Question of the Day: Perusing Strings By Stiffness
TENNIS.com gear editor Justin diFeliciantonio and his technical advisers answer your equipment questions each day. Click here to send in a question of your own.
In a recent article, you recommended searching for string based on the United States Racquet Association’s 2012 String Survey. Do you know what the last three columns of the tables mean? (I think the second last column is the 'stiffness’.) I use Luxilon M2 currently, but have been experiencing pain in the knuckle area of my index finger. I figured I’d go for a softer poly such as Head FXP Tour. Do you recommend that?—Piyush
Thanks for your question, Piyush. To reiterate, I do think the USRSA’s String Survey is a very good resource for players looking to buy or switch string—in short because it lists all major strings on the market in order of their type and stiffness. How stiff a string plays—which depends on its material, gauge, and construction—has a lot to do with the string’s feel and playability; and so players would do well to pay attention to it. (Natural gut, for example, is much more pliable than polyester or nylon, which accounts for gut’s unique playing characteristics, such as its high-energy return and low shock.)
To answer your question, the last three columns of the survey—from left to right—are the string’s gauge (in mm), stiffness (in lbs./in.), and tension loss (in lbs.). Dave Bone, of the USRSA, explains the testing procedure for these three variables as follows:
“All strings were tensioned to 62 pounds and allowed to sit for 200 seconds. Then the string was hit five times with a force equivalent to hitting a 120 m.p.h. serve. The tension loss represents the total amount of the relaxation over both time and impact. The stiffness value is a calculation derived from the amount of force created at impact to stretch the string. Lower values represent softer strings and lower impact forces. Higher values represent stiffer strings and higher impact forces.”

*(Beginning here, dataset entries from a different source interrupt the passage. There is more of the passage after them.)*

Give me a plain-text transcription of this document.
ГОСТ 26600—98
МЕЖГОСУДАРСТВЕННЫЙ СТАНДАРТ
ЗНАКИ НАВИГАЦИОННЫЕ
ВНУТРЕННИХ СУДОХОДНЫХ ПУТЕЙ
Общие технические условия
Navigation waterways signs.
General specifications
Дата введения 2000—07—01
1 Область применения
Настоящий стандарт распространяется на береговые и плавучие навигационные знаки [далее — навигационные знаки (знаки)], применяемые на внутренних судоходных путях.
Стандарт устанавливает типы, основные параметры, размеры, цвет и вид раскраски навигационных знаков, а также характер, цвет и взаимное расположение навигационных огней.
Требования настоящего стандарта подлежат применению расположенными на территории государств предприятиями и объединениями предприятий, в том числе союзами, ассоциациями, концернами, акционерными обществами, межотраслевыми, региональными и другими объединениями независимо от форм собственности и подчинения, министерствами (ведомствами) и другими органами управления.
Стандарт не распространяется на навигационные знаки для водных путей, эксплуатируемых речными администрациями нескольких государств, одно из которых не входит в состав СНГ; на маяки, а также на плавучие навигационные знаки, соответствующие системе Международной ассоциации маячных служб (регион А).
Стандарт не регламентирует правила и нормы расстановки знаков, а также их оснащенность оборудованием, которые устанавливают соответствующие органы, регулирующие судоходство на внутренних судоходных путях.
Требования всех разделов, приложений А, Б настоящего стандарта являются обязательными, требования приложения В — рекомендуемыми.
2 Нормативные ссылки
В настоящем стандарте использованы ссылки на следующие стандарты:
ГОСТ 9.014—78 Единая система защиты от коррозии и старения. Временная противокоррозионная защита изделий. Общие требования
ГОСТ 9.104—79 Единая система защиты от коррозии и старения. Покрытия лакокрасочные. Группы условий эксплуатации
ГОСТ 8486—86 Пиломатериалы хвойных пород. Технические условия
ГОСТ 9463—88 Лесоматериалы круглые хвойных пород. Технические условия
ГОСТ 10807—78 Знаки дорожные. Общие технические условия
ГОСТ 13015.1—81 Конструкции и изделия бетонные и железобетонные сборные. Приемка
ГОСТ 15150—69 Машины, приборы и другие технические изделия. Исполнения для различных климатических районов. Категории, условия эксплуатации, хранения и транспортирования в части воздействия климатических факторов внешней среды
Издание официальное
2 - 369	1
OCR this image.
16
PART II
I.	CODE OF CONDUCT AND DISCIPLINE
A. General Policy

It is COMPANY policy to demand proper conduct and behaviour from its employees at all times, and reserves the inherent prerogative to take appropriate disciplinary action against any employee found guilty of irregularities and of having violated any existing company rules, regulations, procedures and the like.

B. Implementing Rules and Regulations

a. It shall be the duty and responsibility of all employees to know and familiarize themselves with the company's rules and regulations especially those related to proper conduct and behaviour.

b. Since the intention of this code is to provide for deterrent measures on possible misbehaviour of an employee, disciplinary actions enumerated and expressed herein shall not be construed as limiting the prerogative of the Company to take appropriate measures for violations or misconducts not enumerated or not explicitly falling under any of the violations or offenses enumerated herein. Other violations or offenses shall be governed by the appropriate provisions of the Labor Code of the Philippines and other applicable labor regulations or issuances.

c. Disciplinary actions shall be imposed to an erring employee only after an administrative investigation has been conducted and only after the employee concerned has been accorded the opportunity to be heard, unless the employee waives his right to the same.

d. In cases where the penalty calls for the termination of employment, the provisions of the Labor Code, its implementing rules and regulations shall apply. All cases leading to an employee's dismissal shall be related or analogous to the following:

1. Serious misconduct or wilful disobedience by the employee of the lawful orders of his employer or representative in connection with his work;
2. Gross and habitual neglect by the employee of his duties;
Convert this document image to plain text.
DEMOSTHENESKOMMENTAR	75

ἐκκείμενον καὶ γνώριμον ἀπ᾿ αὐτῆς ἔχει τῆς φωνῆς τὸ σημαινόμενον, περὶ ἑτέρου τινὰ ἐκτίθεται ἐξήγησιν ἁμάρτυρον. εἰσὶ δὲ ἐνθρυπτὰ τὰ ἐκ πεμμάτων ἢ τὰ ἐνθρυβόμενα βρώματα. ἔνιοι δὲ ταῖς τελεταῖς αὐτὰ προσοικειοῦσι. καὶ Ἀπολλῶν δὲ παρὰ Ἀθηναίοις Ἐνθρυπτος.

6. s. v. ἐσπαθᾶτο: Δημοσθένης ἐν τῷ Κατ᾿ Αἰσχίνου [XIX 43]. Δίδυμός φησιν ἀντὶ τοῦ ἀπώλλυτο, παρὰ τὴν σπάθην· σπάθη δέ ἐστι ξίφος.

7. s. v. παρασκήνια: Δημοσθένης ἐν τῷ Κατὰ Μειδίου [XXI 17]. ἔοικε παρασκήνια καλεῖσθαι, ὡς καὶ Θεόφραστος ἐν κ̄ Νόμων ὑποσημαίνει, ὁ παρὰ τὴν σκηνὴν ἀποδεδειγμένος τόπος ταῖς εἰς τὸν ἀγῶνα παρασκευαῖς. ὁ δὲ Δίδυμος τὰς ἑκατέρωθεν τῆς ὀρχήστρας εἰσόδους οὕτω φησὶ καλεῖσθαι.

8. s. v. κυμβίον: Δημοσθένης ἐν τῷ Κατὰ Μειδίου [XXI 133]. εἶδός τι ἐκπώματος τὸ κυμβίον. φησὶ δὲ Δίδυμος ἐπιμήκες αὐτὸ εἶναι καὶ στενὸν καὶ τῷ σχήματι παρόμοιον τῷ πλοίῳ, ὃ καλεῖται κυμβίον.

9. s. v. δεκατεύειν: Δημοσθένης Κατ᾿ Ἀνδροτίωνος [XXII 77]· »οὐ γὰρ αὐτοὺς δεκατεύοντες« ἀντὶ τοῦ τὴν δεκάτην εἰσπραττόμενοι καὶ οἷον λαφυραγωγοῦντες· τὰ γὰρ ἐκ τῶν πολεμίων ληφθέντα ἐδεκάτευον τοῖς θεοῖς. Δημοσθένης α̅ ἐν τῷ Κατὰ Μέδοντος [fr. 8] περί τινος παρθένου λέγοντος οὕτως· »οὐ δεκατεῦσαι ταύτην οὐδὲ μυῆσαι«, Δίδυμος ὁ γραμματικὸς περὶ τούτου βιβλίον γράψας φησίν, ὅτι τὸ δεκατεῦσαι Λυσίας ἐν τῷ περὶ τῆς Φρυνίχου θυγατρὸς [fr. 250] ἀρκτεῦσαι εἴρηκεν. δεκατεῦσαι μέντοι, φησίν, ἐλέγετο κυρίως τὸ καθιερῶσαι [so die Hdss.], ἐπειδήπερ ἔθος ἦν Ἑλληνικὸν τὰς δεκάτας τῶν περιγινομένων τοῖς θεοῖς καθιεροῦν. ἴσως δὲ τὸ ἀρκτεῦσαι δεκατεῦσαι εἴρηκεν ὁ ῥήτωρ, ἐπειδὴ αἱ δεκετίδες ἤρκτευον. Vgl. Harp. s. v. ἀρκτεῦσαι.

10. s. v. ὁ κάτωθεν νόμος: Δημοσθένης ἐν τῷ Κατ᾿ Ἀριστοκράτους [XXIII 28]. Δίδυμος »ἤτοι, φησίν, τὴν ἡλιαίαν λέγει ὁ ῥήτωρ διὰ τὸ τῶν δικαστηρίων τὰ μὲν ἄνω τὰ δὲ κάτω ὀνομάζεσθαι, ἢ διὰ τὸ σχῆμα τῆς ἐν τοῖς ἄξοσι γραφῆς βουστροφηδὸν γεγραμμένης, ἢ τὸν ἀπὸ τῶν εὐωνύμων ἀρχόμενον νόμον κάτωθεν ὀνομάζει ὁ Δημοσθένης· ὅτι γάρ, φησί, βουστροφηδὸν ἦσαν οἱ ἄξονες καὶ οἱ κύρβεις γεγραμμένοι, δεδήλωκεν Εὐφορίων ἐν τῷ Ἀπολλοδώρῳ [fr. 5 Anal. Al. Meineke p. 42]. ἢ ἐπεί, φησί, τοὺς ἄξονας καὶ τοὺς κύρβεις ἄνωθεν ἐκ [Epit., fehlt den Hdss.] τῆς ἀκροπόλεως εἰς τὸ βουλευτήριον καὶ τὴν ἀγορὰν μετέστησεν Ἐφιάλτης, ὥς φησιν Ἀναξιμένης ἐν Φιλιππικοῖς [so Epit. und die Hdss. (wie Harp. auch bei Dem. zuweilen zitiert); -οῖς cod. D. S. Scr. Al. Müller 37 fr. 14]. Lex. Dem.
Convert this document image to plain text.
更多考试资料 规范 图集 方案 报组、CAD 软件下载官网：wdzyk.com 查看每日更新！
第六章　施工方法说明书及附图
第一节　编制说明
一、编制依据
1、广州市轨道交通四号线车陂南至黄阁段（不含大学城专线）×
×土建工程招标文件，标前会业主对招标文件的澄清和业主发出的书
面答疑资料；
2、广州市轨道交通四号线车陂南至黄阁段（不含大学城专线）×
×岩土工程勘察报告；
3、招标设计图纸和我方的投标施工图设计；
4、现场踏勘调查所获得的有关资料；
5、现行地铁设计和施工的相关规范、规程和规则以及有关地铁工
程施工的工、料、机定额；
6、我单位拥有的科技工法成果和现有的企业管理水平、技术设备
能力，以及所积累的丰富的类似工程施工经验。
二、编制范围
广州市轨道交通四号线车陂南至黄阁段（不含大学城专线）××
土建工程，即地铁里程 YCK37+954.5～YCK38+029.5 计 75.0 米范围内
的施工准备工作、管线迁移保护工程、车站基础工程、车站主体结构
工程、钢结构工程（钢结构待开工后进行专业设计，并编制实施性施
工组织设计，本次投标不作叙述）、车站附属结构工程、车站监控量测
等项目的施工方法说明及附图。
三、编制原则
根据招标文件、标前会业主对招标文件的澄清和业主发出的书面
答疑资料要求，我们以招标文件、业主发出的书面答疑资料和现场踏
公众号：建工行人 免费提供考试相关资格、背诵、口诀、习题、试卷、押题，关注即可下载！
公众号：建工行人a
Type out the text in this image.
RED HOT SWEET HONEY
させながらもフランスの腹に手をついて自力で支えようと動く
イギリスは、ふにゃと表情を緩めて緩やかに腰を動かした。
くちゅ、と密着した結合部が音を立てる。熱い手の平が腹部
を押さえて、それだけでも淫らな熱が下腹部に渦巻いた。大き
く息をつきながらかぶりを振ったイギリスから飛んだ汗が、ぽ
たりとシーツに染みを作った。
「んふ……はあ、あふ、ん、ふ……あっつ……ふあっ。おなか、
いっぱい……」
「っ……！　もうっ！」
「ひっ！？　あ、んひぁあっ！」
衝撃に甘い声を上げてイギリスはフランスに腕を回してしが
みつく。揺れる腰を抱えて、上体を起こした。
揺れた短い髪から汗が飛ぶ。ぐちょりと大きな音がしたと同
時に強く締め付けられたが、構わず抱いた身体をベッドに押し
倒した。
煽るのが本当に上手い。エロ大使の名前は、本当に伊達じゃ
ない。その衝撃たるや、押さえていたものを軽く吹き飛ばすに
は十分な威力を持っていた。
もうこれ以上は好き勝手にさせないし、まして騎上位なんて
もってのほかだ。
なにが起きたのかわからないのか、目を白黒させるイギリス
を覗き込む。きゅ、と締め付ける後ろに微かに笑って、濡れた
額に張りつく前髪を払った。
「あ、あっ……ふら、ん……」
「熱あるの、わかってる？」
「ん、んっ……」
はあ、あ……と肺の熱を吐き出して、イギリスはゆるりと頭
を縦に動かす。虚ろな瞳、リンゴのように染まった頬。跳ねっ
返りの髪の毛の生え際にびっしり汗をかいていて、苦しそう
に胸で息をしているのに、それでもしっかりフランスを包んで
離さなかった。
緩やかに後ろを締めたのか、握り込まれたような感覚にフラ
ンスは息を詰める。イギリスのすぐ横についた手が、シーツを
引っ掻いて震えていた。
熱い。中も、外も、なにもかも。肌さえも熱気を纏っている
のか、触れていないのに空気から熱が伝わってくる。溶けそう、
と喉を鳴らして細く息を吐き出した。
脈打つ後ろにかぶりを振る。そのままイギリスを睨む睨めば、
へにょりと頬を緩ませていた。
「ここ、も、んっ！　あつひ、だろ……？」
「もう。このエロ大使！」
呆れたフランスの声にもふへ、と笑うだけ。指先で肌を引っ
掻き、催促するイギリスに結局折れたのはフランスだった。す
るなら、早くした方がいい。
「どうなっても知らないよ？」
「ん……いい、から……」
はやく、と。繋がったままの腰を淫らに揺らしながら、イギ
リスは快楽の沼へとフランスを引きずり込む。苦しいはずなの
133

In response to your final question, it’s of course reasonable to look for more arm-friendly strings when dealing with a nagging injury. (Even more reasonable is to seek physical therapy and/or take a break.) The Head FXP Tour would indeed be a good, soft choice. (Disclaimer: I strung it in my crosses throughout my college tennis days). If you want to get technical though, FXP Tour isn’t entirely a polyester; a multifilament wrap surrounds the string’s monofilament core. Honestly, if you’re looking to quell a nagging injury, it might be best to go even softer. How about hybridizing a pliable poly, like Babolat Pro Hurricane 18, with natural gut?